Published: September 6, 2010
THE FACTS In the world of sleep research, dreams are something of a black box. But one tidbit that scientists have discerned is the peculiar but predictable pattern in which dreams tend to occur.
Christoph Niemann
Research suggests that much of what happens in a dream is unique to that dream. But some events from a person’s day can be incorporated into dreams in two stages.
First there is the “day residue” stage, in which emotional events may work their way into a person’s dreams that night. But that is followed by the more mysterious “dream lag” effect, in which those events disappear from the dream landscape — often to be reincorporated roughly a week later. This lag has been documented in studies dating to the 1980s.

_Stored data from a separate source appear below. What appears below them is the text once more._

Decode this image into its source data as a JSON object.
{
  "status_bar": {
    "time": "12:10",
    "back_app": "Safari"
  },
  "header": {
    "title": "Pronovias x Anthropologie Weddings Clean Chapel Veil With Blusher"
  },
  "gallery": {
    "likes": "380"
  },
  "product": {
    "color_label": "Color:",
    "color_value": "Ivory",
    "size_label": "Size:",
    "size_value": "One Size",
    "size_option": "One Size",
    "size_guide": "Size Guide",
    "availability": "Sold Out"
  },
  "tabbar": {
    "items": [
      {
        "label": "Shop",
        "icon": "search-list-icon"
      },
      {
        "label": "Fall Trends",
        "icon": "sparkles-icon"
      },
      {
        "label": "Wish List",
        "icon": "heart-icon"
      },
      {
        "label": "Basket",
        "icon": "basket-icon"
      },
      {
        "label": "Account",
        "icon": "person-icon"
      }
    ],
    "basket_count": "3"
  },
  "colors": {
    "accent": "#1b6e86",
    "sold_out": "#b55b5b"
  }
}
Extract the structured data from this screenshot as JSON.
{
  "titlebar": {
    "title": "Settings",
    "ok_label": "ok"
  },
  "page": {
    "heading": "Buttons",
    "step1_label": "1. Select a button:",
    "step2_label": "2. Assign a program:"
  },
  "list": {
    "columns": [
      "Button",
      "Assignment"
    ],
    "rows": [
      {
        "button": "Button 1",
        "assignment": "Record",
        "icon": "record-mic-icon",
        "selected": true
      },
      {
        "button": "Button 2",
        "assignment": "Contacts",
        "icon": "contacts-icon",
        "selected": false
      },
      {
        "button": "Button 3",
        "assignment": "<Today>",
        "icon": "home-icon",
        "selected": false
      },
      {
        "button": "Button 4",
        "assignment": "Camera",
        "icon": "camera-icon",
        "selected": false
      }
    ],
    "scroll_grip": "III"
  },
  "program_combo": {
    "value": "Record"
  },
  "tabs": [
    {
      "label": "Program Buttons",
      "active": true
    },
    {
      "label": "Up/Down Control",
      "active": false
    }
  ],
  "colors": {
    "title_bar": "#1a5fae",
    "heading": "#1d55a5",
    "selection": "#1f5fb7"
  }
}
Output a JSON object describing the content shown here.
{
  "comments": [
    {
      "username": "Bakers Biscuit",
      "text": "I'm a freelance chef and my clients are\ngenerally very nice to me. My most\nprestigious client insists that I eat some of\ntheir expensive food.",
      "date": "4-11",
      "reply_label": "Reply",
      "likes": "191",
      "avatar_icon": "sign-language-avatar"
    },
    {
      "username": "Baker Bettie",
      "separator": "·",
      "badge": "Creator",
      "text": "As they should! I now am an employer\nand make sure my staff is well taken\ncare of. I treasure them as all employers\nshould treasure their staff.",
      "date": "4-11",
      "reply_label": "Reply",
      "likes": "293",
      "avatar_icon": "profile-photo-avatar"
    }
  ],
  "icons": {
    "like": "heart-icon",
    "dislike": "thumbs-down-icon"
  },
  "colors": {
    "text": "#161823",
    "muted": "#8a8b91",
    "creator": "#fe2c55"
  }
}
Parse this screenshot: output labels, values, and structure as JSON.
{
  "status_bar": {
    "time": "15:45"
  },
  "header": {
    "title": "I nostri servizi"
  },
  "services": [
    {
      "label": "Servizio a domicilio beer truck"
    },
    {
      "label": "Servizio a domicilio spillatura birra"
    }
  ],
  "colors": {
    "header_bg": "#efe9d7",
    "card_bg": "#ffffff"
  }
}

A 2004 study in The Journal of Sleep Research began to shed some light on this cycle. Researchers reviewed the journals of 470 people who recorded their dreams over a week. The dream-lag effect was strongest among people who viewed their dreams as a chance for self-understanding; their dreams often involved the resolution of problems or emotions tied to relationships.
The researchers speculated that the delayed dreams were the mind’s way of working through interpersonal difficulties and even “reformulating” negative memories into more positive ones. Other studies have also shown a connection between dreams and this type of emotional memory processing.
THE BOTTOM LINE The dream cycle can be much longer than a single night.